Terancam Didenda, Warga Australia Serahkan 26.000 Senjata

Editor: Ibnu Kasir Amahoru
Terancam Didenda, Warga Australia Serahkan 26.000 Senjata
Seorang pejabat kepolisian, Wayne Hoffman.

RAKYATKU.COM - Warga Australia telah menyerahkan 26.000 pucuk senjata dalam program amnesti pertama di negara itu selama lebih dari 20 tahun terakhir.

Amnesti atau pengampunan diberlakukan sejak 1 Juli 2017, sebagai salah satu upaya untuk menangkal ancaman teror yang meningkat dan penyelundupan senjata ke Australia.

Setelah masa amnesti berakhir pada akhir September, warga yang tertangkap membawa atau mempunyai senjata ilegal terancam dikenai denda A$280.000 atau sekitar Rp3 miliar dan hukuman penjara maksimal 14 tahun.

Program amnesti ini memungkinkan warga Australia menyerahkan senjata api tak terdaftar dan senjata-senjata lain yang dilarang tanpa diliputi ketakutan menghadapi tuntutan.

Pihak berwenang memperkirakan jumlah senjata api ilegal di negara itu mencapai 260.000, sebagian di antaranya digunakan dalam tindak kejahatan terorganisasi dan juga dalam peristiwa-peristiwa terorisme baru-baru ini.

Dilansir laman BCC, Menteri Kehakiman, Michael Keenan mengatakan, 'keberhasilan besar' sejauh ini akan membuat bangsa itu lebih aman.
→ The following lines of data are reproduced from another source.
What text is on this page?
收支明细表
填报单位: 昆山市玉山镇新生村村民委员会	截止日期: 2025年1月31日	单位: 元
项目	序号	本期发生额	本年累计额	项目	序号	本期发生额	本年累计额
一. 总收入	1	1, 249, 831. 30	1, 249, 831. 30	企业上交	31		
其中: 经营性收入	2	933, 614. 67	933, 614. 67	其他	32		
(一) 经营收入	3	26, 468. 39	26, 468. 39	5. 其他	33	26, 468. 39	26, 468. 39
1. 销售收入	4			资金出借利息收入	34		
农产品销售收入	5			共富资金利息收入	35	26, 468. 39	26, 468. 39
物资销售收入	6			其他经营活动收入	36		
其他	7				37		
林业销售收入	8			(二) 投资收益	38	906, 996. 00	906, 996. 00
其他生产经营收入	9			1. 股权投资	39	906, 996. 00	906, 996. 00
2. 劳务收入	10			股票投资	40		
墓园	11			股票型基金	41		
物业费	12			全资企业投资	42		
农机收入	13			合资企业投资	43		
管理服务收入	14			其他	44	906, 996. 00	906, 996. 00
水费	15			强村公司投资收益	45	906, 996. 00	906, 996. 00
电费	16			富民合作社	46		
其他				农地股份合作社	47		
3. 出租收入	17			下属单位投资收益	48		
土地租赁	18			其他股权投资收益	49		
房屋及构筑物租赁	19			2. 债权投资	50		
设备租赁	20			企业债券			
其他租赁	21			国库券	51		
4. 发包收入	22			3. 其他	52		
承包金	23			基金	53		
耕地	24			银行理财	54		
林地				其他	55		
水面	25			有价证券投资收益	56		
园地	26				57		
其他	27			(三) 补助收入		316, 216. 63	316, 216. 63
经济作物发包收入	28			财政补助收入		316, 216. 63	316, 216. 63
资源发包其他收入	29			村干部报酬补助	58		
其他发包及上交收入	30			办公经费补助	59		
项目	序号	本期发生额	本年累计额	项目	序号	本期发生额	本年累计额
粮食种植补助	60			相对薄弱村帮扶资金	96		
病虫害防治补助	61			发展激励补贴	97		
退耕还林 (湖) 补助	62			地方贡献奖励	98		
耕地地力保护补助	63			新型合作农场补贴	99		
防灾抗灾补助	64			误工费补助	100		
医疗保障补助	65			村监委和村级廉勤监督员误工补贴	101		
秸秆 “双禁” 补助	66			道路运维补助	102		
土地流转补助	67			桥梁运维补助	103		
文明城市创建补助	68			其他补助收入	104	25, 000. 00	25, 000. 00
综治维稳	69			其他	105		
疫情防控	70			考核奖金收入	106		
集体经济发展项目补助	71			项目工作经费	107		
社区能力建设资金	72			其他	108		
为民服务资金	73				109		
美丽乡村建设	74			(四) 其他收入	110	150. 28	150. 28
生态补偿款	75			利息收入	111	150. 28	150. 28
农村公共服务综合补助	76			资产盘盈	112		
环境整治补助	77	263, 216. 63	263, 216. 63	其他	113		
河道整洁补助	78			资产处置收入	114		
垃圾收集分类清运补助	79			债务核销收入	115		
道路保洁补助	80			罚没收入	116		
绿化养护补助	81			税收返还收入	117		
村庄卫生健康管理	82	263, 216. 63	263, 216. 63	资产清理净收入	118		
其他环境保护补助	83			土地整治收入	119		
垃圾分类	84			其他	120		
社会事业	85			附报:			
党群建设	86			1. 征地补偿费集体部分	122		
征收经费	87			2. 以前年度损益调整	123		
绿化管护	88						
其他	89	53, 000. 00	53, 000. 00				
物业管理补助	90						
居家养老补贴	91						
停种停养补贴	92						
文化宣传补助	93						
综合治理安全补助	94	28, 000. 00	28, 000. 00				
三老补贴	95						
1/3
Ia mencontohkan kasus Man Haron Monis, pelaku serangan di sebuah kafe di Sydney pada 2014, yang menggunakan senapan tembak tak terdaftar yang masuk ke Australia pada 1950-an.

Pada tahun 1996 dan 1997, warga Australia menyerahkan 643.726 senjata api menyusul pembunuhan 35 orang di kota Port Arthur, Tasmania. Peristiwa itu tercatat sebagai pembunuhan massal terburuk dan terbaru di Australia. Menyusul peristiwa tersebut, pihak berwenang juga melarang senjata semiotomatis dan senjata otomatis.